FISPA便り「タイの政治対立と1票の重さ」

 日本ファッション協会はこのほど、アジアファッション連合会(AFF)日本委員会(委員長・平井克彦東レ相談役)を開き、「最近のタイ情勢と日タイ関係―タイの政治・外交、経済概況、投資環境、および日タイ関係について―」を勉強しました。

 講師の日本貿易振興機構海外調査部アジア大洋州課長の若松勇さんは、詳細なデータを駆使して、タイ情勢と日タイ関係をわかりやすく説き起こしてくれました。「今年の経済成長率は3.0%下回る可能性がある」ものの、「日系企業の高水準の投資は続いている」、「FTA(自由貿易協定)の中心地になっている」、「インドシナ半島に東西、南北回廊がめぐらされたことで、タイの素材をカンボジアに持ち込んで靴を生産し、ベトナムから日本に輸出することが行われている」、「所得水準世帯割合では下位中間層と上位中間層の比率が2006年の34.8%から2011年には48.0%に上昇した」ことで、消費国としての魅力を増しているなどと話しました。

 興味深かったのは「イタイイタイ病」のことです。公害病のそれではありません。タイに赴任した日本人ビジネスパーソンが帰国をうながされても「もっとタイに居たい」と希望する“病”のことです。筆者も「定年後はタイに住みたい」と希望し、実際、そうしている人がいることは知っていますが、この「イタイイタイ病」は、より“深刻”になっているようです。投資環境の良さに加えたタイの魅力ですが。

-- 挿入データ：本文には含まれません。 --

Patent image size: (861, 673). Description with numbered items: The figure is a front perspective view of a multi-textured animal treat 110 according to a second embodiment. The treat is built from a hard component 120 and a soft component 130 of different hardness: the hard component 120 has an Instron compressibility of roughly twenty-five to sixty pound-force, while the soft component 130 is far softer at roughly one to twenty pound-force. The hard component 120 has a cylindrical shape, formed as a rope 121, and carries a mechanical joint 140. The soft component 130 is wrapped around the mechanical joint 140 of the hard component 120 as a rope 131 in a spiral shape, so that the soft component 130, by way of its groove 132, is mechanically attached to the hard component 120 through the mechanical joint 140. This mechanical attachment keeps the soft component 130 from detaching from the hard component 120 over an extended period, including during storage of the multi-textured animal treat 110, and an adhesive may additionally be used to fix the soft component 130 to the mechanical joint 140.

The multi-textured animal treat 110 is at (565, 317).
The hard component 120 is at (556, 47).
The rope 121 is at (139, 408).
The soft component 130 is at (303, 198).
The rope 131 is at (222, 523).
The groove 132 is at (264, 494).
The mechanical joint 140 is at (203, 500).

 さて、問題はタクシン派と反タクシン派の対立です。若松さんは「亀裂は容易には解消されないが、それでもタイの民主主義は発展している」と分析してくれました。考えされられたことがあります。反タクシン派が理想とする「国王を真の元首に、良い人が治め、選挙で選ばれた政治家以外の国民の代表も参加する政治」のことです。この背景には「エリート層と低所得者が同じ1票なのはおかしい」との意識が見え隠れします。日本でも1票の格差が問題になっていますが、一人一票の考えに異を唱える人はいないでしょう、ね。